De la noche a la mañana, los cimientos de la economía tambalean. La movilidad, que era una fortaleza, se transforma en una amenaza. El turismo, tan promovido y estimulado, es una actividad peligrosa. El petróleo se vuelve superabundante en una economía cuya necesidad de energía se desploma por las restricciones impuestas por los gobiernos. Improvisamos el teletrabajo en modelos productivos que, salvo contadas excepciones, no están preparados para ello. La manufactura y las cadenas logísticas serán las más perturbadas. La productividad se resentirá mientras nos ajustamos a esta nueva manera de trabajar.

Seguro aparecerán beneficios de estos cambios impuestos a toda prisa. Descubriremos que podemos prescindir de muchas reuniones innecesarias y aprenderemos a trabajar con parámetros más ágiles y sin tantos protocolos. Ya en China e Italia experimentan una mejora de los indicadores ambientales.
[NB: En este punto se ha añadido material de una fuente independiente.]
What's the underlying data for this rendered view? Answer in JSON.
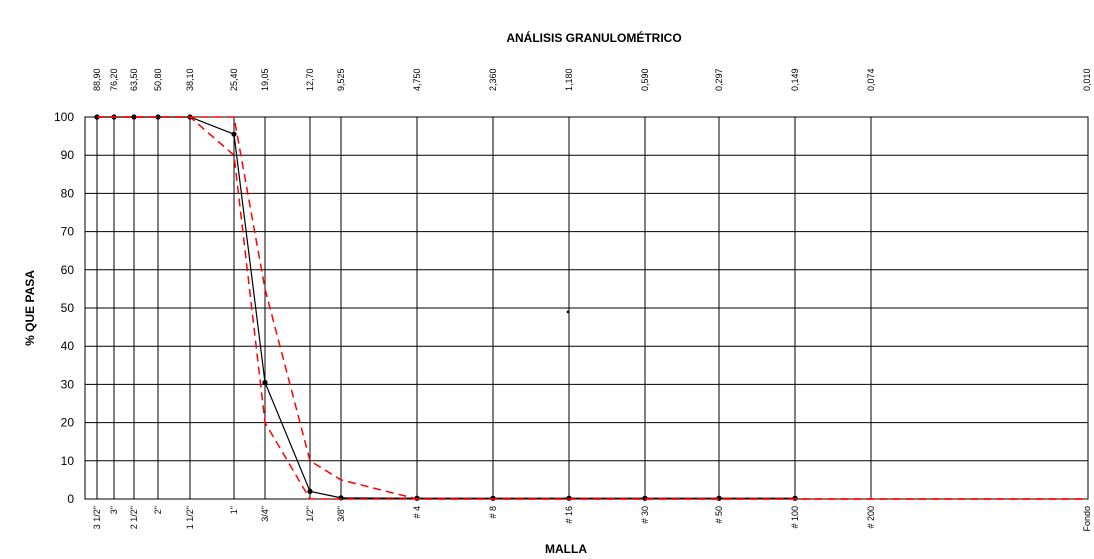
{
  "chart_data": {
    "type": "line",
    "title": "ANÁLISIS GRANULOMÉTRICO",
    "xlabel": "MALLA",
    "ylabel": "% QUE PASA",
    "ylim": [
      0,
      100
    ],
    "yticks": [
      0,
      10,
      20,
      30,
      40,
      50,
      60,
      70,
      80,
      90,
      100
    ],
    "grid": true,
    "sieves": [
      "3 1/2\"",
      "3\"",
      "2 1/2\"",
      "2\"",
      "1 1/2\"",
      "1\"",
      "3/4\"",
      "1/2\"",
      "3/8\"",
      "# 4",
      "# 8",
      "# 16",
      "# 30",
      "# 50",
      "# 100",
      "# 200",
      "Fondo"
    ],
    "openings_mm": [
      "88,90",
      "76,20",
      "63,50",
      "50,80",
      "38,10",
      "25,40",
      "19,05",
      "12,70",
      "9,525",
      "4,750",
      "2,360",
      "1,180",
      "0,590",
      "0,297",
      "0,149",
      "0,074",
      "0,010"
    ],
    "series": [
      {
        "style": "solid",
        "color": "#000000",
        "markers": true,
        "values": [
          100,
          100,
          100,
          100,
          100,
          95.5,
          30.5,
          2,
          0.3,
          0.2,
          0.2,
          0.2,
          0.2,
          0.2,
          0.2
        ]
      },
      {
        "style": "dashed",
        "color": "#ff0000",
        "markers": false,
        "values": [
          100,
          100,
          100,
          100,
          100,
          100,
          55,
          10,
          5,
          0,
          0,
          0,
          0,
          0,
          0,
          0,
          0
        ]
      },
      {
        "style": "dashed",
        "color": "#ff0000",
        "markers": false,
        "values": [
          100,
          100,
          100,
          100,
          100,
          90,
          20,
          0,
          0,
          0,
          0,
          0,
          0,
          0,
          0,
          0,
          0
        ]
      }
    ],
    "stray_point": {
      "sieve": "# 16",
      "y": 49
    }
  }
}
Las familias, descuidadas por las prioridades del materialismo, volverán a reencontrarse en medio de un aislamiento forzado. Vamos a valorar cosas que dábamos por seguras y que ahora no podemos disfrutar como ir a espectáculos públicos o compartir actividades en grupo. La vida sin fútbol, básquet y casi todos los deportes será extraña.

Pero esta nueva coyuntura también traerá consecuencias negativas. Hay una evidente xenofobia donde queremos salvarnos sin entender que, por su naturaleza, una pandemia necesita que todos actuemos de forma sincronizada. Hay desinformación y manipulación de la verdad y la ciencia parece desbordada por los hechos mientras los gobiernos intentan evitar lo que parece inevitable. Hay en esta impotencia de los estados y la ciencia una dura lección sobre los límites del poder y del conocimiento. Hemos regresado a los remedios de abuela de mantenerse hidratado y lavarse las manos.
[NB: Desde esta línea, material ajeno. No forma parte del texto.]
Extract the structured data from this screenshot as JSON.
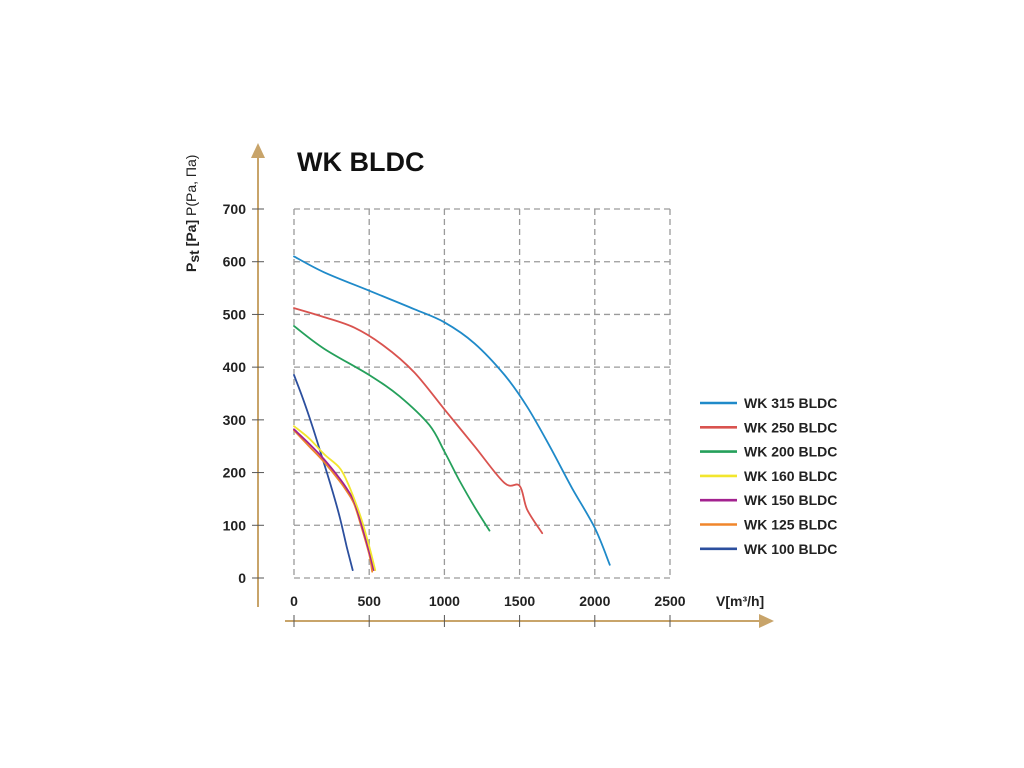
{
  "chart_data": {
    "type": "line",
    "title": "WK BLDC",
    "xlabel": "V[m³/h]",
    "ylabel": {
      "main": "P",
      "sub": "st",
      "rest": " [Pa]",
      "alt": " P(Pa, Па)"
    },
    "xlim": [
      0,
      2500
    ],
    "ylim": [
      0,
      700
    ],
    "x_ticks": [
      0,
      500,
      1000,
      1500,
      2000,
      2500
    ],
    "y_ticks": [
      0,
      100,
      200,
      300,
      400,
      500,
      600,
      700
    ],
    "grid": true,
    "legend_position": "right",
    "axis_color": "#c8a46a",
    "series": [
      {
        "name": "WK 315 BLDC",
        "color": "#1f8ac9",
        "x": [
          0,
          200,
          500,
          800,
          1000,
          1200,
          1400,
          1550,
          1700,
          1850,
          2000,
          2100
        ],
        "y": [
          610,
          580,
          545,
          510,
          485,
          445,
          385,
          325,
          250,
          170,
          95,
          25
        ]
      },
      {
        "name": "WK 250 BLDC",
        "color": "#d9534f",
        "x": [
          0,
          200,
          400,
          600,
          800,
          1000,
          1200,
          1400,
          1500,
          1550,
          1650
        ],
        "y": [
          512,
          495,
          475,
          440,
          390,
          320,
          250,
          180,
          175,
          130,
          85
        ]
      },
      {
        "name": "WK 200 BLDC",
        "color": "#25a05b",
        "x": [
          0,
          200,
          500,
          700,
          900,
          1000,
          1100,
          1200,
          1300
        ],
        "y": [
          478,
          435,
          385,
          345,
          290,
          240,
          185,
          135,
          90
        ]
      },
      {
        "name": "WK 160 BLDC",
        "color": "#f2e62d",
        "x": [
          0,
          100,
          200,
          300,
          350,
          400,
          450,
          500,
          540
        ],
        "y": [
          288,
          265,
          235,
          210,
          185,
          150,
          110,
          60,
          15
        ]
      },
      {
        "name": "WK 150 BLDC",
        "color": "#a3228f",
        "x": [
          0,
          100,
          200,
          300,
          350,
          400,
          450,
          500,
          530
        ],
        "y": [
          282,
          255,
          225,
          190,
          170,
          145,
          100,
          50,
          15
        ]
      },
      {
        "name": "WK 125 BLDC",
        "color": "#f0862b",
        "x": [
          0,
          100,
          200,
          300,
          350,
          400,
          450,
          500,
          520
        ],
        "y": [
          280,
          250,
          220,
          185,
          165,
          140,
          95,
          45,
          12
        ]
      },
      {
        "name": "WK 100 BLDC",
        "color": "#2c4f9e",
        "x": [
          0,
          60,
          120,
          180,
          240,
          300,
          350,
          390
        ],
        "y": [
          385,
          340,
          290,
          235,
          180,
          120,
          60,
          15
        ]
      }
    ]
  }
}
No parece ser el momento de hacer cuentas y evaluar el impacto de lo que está sucediendo. Las pérdidas serán colosales como ya lo experimentan sectores como el transporte aéreo. El comercio electrónico tendrá un repunte mientras el tradicional sufrirá. Habrá sin duda algunos ganadores, pero serán muchos más los perdedores. Los mercados reflejan el nerviosismo de lo desconocido. Y la política económica se reduce a mantener una abundante liquidez en la esperanza de evitar mayores daños al crecimiento.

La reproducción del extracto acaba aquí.